The morning comes up pink. There’s going to be sun today and already the cast of the day has changed. I anchor myself in what I see, the line of sky against the slopes of the fields to the east, the color behind the bare trees.
David tells me I should engage my visual talents more. My drawing has certainly improved over the last year, as I draw cows and horses and penguins for Emilio. If I look at an object closely, I can draw a reasonable representation of it. Collage work is completely engaging for me – someone else has already done the representational part of the work, I just need to arrange it in ways that remind me of arranging the language in a poem. Two years ago, during one of our many visits to the Metropolitan Museum of Art, David and I walked through a small show of collage works, and there were two pieces by Anne Ryan, a writer, painter and printmaker who didn’t begin working in the medium of collage until the age of 58. Before her death at 64, she created over 400 works. She was inspired to take up collage work after attending an exhibition of Kurt Schwitters, a German poet and sculptor, as well as collagist. “Since Anne Ryan was a poet, in Schwitters’s collages ‘she recognized the visual equivalent of her sonnets – discrete images packed together in an extremely compressed space.'”
Why not me?

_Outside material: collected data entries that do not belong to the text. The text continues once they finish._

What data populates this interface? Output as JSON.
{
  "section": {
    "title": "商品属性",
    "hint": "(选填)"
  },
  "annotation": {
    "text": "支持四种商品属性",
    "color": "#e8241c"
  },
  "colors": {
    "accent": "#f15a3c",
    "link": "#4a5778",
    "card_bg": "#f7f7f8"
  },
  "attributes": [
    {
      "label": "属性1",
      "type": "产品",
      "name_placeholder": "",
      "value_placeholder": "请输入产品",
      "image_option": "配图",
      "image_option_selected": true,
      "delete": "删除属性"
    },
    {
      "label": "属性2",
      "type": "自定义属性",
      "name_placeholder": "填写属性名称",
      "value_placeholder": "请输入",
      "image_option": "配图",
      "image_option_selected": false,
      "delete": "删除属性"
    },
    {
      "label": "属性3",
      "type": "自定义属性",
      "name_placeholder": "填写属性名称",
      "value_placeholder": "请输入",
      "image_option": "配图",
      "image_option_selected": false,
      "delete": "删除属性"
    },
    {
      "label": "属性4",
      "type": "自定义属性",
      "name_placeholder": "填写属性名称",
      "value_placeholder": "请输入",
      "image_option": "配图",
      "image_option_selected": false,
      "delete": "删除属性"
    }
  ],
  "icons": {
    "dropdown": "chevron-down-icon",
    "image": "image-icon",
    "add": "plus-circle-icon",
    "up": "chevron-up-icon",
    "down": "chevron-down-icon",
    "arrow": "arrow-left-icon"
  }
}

Why do I take out my box of cards and books with images I’ve saved for the possibility of collage, my papers and pens and colored pencils, for a day or two at a time, then pack it all up and put it back on the shelf? I can be inspired too.
Permission to engage in visual expression is all mine. I can create because I want to create, it doesn’t have to be useful. My goodness, in what way is poetry useful? In what way is any creative writing useful? If I can tie working on something to an ambition to get it published, it might get me to the desk more often to work on it, but my focus, my stepping into the flow, is the same once I’m working on anything creative. Without any realistic way to be ambitious about visual art, it gets pushed aside even more than writing. So maybe I’ll start pushing my ambition aside and just create. Drawing a cow for Emilio is enough because he wants to see the cow. Moving a collection of images and ideas out of my head on to paper in the form of a collage or drawing, rather than a poem or essay or story, is a world I may let myself start stepping into more often.